Popped amaranth for a breakfast cereal (like rice krispies). Place in a pan with a little oil, over heat to give it a nice toasted flavour.
How to cook teff
High in fibre, full of protein, iron, calcium and manganese.
3 cups water to 1 cup teff
Teff is a sweet-tasting grain with a nutty flavour. Simmer for 15 minutes then remove from heat and let sit covered for 3 minutes. Mix with chia seeds, honey, berries, cinnamon, nuts and almond milk for a delicious breakfast bowl.
Teff flour is great for making delicious breads, and the grain works well in flapjacks.
How to cook freekeh
It’s fibre-rich, which means it makes you feel fuller for longer.
2 cups water to 1 cup freekeh
Freekeh is wheat that’s harvested when young, roasted, then the straw and chaff are burnt and rubbed off. The grain inside is too moist to burn, so it leaves a firm chewy grain with a smoky, nutty flavour.

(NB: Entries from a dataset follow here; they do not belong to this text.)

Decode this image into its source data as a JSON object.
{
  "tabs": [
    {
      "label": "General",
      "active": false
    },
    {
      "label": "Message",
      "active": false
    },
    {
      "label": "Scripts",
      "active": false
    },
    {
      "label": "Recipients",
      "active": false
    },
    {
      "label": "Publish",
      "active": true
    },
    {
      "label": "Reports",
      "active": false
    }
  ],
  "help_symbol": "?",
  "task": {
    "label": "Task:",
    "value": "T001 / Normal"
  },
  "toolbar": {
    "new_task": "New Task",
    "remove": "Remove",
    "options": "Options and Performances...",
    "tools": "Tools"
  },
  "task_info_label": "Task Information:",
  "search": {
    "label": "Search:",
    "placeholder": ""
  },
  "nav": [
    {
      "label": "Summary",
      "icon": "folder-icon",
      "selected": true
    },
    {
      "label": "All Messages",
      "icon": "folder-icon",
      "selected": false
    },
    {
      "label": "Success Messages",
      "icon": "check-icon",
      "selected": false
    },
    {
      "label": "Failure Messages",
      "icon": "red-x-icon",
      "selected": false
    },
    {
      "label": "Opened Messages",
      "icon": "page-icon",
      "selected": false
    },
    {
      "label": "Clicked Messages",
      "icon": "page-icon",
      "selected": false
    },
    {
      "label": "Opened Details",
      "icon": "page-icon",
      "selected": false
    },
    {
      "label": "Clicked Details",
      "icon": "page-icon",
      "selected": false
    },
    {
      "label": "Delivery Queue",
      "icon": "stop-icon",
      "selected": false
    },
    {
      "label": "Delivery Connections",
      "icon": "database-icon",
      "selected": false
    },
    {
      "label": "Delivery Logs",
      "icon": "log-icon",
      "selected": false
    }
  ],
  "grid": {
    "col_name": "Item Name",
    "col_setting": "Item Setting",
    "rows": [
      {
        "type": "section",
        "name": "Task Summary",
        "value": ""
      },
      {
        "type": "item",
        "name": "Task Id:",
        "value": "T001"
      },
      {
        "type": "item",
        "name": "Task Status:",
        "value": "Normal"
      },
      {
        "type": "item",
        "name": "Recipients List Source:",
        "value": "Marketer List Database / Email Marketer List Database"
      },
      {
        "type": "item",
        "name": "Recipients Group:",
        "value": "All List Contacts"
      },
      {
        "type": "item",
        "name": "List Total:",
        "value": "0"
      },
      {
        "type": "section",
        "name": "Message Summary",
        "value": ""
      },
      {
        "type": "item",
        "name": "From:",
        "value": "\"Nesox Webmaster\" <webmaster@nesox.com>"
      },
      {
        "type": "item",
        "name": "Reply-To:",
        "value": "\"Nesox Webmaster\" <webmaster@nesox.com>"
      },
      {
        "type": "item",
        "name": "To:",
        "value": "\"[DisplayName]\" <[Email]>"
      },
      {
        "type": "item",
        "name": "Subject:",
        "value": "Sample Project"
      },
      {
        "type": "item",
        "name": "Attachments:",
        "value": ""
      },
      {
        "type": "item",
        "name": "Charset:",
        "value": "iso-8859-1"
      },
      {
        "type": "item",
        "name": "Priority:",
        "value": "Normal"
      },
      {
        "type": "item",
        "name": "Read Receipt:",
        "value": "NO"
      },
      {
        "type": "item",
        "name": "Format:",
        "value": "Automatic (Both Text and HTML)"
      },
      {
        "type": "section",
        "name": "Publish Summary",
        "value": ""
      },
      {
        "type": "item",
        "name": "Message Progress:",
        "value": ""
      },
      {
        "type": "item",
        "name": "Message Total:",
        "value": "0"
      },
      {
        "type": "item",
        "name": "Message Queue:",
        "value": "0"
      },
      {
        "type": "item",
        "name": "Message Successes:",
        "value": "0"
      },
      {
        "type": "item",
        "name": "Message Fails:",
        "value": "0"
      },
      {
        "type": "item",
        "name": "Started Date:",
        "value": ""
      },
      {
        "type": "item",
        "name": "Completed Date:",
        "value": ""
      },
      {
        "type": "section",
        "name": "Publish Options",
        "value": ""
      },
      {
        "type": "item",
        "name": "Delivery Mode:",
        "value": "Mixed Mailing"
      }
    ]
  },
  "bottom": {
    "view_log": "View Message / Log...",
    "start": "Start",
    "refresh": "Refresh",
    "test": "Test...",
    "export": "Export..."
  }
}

Wash the grain first by rinsing and rubbing until the water runs clear. Simmer for about 15 minutes for cracked freekeh and 45 minutes for wholegrain. Remove from the heat and fluff with a fork.

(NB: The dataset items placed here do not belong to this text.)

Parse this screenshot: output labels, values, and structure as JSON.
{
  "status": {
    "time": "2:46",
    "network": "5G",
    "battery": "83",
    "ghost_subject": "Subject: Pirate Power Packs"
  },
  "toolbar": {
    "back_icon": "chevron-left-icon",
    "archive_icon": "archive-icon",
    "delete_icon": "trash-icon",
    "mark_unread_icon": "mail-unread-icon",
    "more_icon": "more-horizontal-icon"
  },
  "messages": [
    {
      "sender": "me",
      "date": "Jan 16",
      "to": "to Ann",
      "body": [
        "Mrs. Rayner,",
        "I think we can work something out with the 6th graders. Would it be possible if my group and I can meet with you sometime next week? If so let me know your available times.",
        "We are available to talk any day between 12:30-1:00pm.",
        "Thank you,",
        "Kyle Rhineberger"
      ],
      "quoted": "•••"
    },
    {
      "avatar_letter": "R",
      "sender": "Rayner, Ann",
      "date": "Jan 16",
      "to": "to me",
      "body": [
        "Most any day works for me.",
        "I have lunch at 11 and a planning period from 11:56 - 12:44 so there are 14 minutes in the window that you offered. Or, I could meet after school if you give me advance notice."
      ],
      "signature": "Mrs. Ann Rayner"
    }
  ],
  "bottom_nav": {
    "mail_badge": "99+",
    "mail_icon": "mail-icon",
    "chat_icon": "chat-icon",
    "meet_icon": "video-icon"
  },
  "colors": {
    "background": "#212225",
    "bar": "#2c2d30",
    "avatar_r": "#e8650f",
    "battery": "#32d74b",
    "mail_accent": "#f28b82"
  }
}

Sauteing cooked freekeh with some veg and herbs, and stuffing vine or cabbage leaves, for a great packed lunch snack.
How to cook buckwheat
High in protein, buckwheat may reduce blood cholesterol, body fat, and cholesterol gallstones. Also comes in flour form.
2 cups water to 1 cup buckwheat
Buckwheat comes in two forms: kasha (toasted) and groats (untoasted). If you’re using kasha, simmer for 15–20 minutes. If you’re using groats, rinse and simmer for 20–30 minutes, until tender. Use buckwheat groats as a rice substitute or to make a porridge.

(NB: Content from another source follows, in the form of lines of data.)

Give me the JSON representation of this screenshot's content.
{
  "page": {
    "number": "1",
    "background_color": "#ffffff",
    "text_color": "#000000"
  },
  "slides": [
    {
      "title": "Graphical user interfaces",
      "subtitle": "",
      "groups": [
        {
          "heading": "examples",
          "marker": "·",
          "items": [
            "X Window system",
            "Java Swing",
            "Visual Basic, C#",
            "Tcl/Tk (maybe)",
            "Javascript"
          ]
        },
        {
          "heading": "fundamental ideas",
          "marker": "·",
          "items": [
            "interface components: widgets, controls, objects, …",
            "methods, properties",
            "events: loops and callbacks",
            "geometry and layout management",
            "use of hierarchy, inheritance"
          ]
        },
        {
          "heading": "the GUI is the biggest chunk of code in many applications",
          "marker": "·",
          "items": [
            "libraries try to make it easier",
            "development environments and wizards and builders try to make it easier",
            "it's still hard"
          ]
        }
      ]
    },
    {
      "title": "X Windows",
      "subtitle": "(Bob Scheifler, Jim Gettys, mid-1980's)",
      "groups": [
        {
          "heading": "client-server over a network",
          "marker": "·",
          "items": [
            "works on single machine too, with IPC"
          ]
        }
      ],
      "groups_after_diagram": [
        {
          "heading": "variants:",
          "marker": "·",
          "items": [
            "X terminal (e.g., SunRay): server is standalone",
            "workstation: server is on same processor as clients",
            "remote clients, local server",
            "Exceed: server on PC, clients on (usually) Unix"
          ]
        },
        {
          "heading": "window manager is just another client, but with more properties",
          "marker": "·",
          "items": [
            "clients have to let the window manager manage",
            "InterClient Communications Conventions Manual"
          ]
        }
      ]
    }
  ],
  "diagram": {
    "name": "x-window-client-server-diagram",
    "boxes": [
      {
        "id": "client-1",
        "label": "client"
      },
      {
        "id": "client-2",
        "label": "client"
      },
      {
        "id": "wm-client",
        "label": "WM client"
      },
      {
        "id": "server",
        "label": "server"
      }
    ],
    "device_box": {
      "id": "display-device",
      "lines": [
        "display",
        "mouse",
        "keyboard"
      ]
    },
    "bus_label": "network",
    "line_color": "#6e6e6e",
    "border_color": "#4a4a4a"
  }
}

Try: Parmesan Buckwheat Breakfast Waffles
using buckwheat flour.
How to cook millet
Boosting good digestion, helping fight asthma and reducing bad cholesterol.
2½ cups water to 1 cup grain millet
Millet fluffs up like couscous or, if you cook it for longer, turns into a smooth mash. Simmer for at least 25 minutes and then toss it with a fork. You can also toast the grain in a frying pan, before cooking with liquid, to give it a nutty flavour.
Try: Coconut and Millet Cherry Biscuits
How to cook spelt
Star qualities: Helps regulate metabolism, increases circulation, build strong bones, improves immunity and digestion, and lowers blood sugar and bad cholesterol
. Also comes in flour form.
3 cups water to 1 cup spelt
This one needs quite some cooking! Simmer for 1½ hours, or until tender. Spelt works really well in risotto-style dishes, tossed through a salad, or as a thickener in a soup or a stew. It also works well as a substitute in rice pudding.
Try: Mango, Lime and Mint Spelt Crepes
using spelt flour
How to cook pot barley
Boosts growth and repair, this plant-based protein can help us build muscle, keep us feeling fuller for longer and increases metabolism, making it easier to manage weight.
: 3 cups water to 1 cup grain barley
Pot barley is barley with only the outermost, inedible husk removed. Pearl barley has been both husked and polished, so is less nutritious. Soak pot barley in cold water overnight, then simmer it for 45–50 minutes, until tender.
Pairing with the beetroot or add it into your next tabbouleh.